When the sourdough recipe requires a completely different sourdough starter than your mother starter
Like this…
- When you’re making a sourdough recipe that calls for a stiff sweet starter, for example:
- Sourdough brioche
- Sourdough croissants
- Any sourdough bread you don’t want to be sour
- When you are making a sourdough recipe that’s 100% this type of flour, for example:
- 100% whole wheat sourdough
- 100% rye sourdough
- 100% einkorn sourdough
- Etc.
In these scenarios, to make these recipes truly 100% that recipe, you would make a levain that matches the flour of that sourdough recipe (if your sourdough starter wasn’t made with that flour already)
When your sourdough discard IS your mother sourdough starter
For example…
- You keep your mother sourdough starter in hibernating in the fridge,
- To make a levain, take a little of your cold mother sourdough starter, feed it (as per the sourdough recipe you are making) and use when it comes to peak
- You keep your sourdough discard in the fridge
- To make the levain, take a little of your sourdough discard, feed it (as per the sourdough recipe you are making) and use when it comes to peak
Important
In these scenarios, you will often see sourdough bakers recommending to feed at least 2x before using, especially if the sourdough discard has been sitting in the fridge, unfed for a very long time.
Why?
Because
- Depending on when the starter was last fed, the sourdough starter/discard may be too weak to leaven anything, or
- The starter/discard may be too acidic –especially if the starter/discard you used had hooch on top –in this case, you’re going to want to discard heavily and feed at least at a 1:5:5 to restore the starter into a more palatable flavor profile
Other people may argue that you would use a levain to:
Scale up your sourdough starter
Like in this scenario:
Let’s say you only maintain a small amount of sourdough starter in a small jar. And the sourdough recipe you want to make requires more starter than you have in that small jar. You can use a levain to scale up the starter specifically for that recipe.

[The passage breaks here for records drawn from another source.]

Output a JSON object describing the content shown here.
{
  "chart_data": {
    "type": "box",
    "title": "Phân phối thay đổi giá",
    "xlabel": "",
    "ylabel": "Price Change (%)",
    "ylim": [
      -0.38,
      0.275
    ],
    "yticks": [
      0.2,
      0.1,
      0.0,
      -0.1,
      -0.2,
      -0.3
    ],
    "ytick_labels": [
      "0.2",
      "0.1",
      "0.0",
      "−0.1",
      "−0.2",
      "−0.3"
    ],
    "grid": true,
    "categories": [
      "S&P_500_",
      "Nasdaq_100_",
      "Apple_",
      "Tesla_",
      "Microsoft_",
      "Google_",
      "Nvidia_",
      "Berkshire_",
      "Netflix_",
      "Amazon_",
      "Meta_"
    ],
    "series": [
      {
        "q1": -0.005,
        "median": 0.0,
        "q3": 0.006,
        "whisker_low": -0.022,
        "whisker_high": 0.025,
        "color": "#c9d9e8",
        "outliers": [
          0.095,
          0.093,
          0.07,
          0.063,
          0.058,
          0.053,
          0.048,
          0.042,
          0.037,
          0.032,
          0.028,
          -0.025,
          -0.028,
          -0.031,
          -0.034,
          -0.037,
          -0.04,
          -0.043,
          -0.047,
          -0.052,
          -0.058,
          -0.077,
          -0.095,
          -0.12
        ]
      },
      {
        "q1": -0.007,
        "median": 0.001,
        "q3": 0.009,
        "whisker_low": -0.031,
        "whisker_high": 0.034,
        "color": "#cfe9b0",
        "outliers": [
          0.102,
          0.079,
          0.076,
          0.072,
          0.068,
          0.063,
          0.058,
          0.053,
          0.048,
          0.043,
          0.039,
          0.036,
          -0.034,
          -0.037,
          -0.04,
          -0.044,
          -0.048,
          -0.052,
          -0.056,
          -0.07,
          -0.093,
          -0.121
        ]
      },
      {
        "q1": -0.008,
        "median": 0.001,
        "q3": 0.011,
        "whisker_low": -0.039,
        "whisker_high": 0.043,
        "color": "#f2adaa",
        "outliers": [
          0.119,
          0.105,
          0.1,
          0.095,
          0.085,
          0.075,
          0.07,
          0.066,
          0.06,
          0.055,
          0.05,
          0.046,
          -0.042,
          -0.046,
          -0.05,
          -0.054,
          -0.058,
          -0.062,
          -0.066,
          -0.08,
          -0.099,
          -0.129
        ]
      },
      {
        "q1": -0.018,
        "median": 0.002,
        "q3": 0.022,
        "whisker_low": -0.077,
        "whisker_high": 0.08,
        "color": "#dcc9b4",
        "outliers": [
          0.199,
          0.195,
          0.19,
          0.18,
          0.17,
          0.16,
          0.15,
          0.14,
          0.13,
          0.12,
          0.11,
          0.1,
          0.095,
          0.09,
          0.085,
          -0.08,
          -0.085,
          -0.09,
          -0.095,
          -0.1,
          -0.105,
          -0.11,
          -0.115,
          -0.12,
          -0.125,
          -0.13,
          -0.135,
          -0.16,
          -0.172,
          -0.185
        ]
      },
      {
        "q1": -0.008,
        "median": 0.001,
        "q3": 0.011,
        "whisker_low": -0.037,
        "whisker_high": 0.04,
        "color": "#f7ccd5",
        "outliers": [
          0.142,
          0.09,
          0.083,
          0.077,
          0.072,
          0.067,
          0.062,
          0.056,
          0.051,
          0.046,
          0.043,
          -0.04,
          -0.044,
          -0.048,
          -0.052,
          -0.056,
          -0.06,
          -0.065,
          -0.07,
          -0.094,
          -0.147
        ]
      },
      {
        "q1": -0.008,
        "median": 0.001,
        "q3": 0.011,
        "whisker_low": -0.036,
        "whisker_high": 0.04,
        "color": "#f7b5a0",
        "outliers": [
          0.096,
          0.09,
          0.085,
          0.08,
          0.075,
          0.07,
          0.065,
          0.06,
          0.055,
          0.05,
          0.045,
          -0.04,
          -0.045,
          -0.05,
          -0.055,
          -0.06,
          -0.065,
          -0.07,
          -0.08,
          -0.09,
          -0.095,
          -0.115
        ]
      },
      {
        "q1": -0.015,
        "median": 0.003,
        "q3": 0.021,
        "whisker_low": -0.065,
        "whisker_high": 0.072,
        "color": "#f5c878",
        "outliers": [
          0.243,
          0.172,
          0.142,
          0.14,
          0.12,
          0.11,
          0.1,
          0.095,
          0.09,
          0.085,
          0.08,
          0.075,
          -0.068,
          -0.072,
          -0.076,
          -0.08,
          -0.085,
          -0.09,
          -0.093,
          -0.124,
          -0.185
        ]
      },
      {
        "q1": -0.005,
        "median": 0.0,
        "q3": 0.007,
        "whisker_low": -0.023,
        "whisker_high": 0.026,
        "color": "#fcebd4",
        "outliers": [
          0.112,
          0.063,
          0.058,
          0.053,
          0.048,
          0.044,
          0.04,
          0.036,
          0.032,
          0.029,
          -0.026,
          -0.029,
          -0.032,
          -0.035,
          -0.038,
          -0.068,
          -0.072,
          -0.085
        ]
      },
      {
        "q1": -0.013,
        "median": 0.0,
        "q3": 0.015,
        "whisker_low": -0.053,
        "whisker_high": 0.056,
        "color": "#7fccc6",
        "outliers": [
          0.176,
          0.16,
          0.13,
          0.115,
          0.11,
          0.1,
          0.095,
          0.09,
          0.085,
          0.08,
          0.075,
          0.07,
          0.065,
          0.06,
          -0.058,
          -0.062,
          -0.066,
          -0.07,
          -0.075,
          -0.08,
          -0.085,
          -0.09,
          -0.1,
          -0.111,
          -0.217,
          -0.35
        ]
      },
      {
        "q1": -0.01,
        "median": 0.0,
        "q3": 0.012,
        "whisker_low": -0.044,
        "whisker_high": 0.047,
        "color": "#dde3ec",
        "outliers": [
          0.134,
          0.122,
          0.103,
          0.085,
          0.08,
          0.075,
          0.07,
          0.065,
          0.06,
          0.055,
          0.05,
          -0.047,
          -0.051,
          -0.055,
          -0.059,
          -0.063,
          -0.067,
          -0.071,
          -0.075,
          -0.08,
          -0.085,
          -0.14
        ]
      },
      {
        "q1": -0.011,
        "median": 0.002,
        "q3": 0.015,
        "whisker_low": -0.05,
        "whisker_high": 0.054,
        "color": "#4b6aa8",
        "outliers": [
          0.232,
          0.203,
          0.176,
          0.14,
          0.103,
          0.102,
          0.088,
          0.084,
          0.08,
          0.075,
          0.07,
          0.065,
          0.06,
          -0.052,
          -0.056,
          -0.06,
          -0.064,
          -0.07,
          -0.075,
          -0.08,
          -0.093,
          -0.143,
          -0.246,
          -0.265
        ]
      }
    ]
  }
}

Sure…but you can also use your mother starter to do this, and actually, it’s way easier to use your mother starter to scale up starter to use in recipes.
This is what I do, and prefer to do.
This way, you
- eliminate the levain step (and the extra feedings that comes with it and extra dishwashing) and
- you are refreshing your mother sourdough starter every time you need to bake
How to use the mother sourdough starter instead of Levains
Now remember when I said I personally do not use levains because I just use my mother starter whenever I need to bake sourdough?
Here’s how I do that
No Discard method
(Using the mother starter, instead of making levains)
I like this method because it’s less dishes to wash.
Let’s say your recipe calls for 100g of starter.
And let’s say that you maintain a small mother starter, around 50g total.
Simply feed your starter at a 1 : 1 : 1 ratio.
That looks like this:
starter | flour | water | total | |
Feeding Ratio | 1 | 1 | 1 | |
Feeding 1 | 50g | 50g | 50g | 150g |
You take your original starter (50g), and add 50g of flour and 50g of water. Equal parts starter, flour, and water. 1 : 1 : 1
After this, you should have 150g of new starter in your jar.
When you starters comes to peak, take 100g of the starter and use that for your recipe.
What you have left in your jar is now 50g of starter, what you started out with.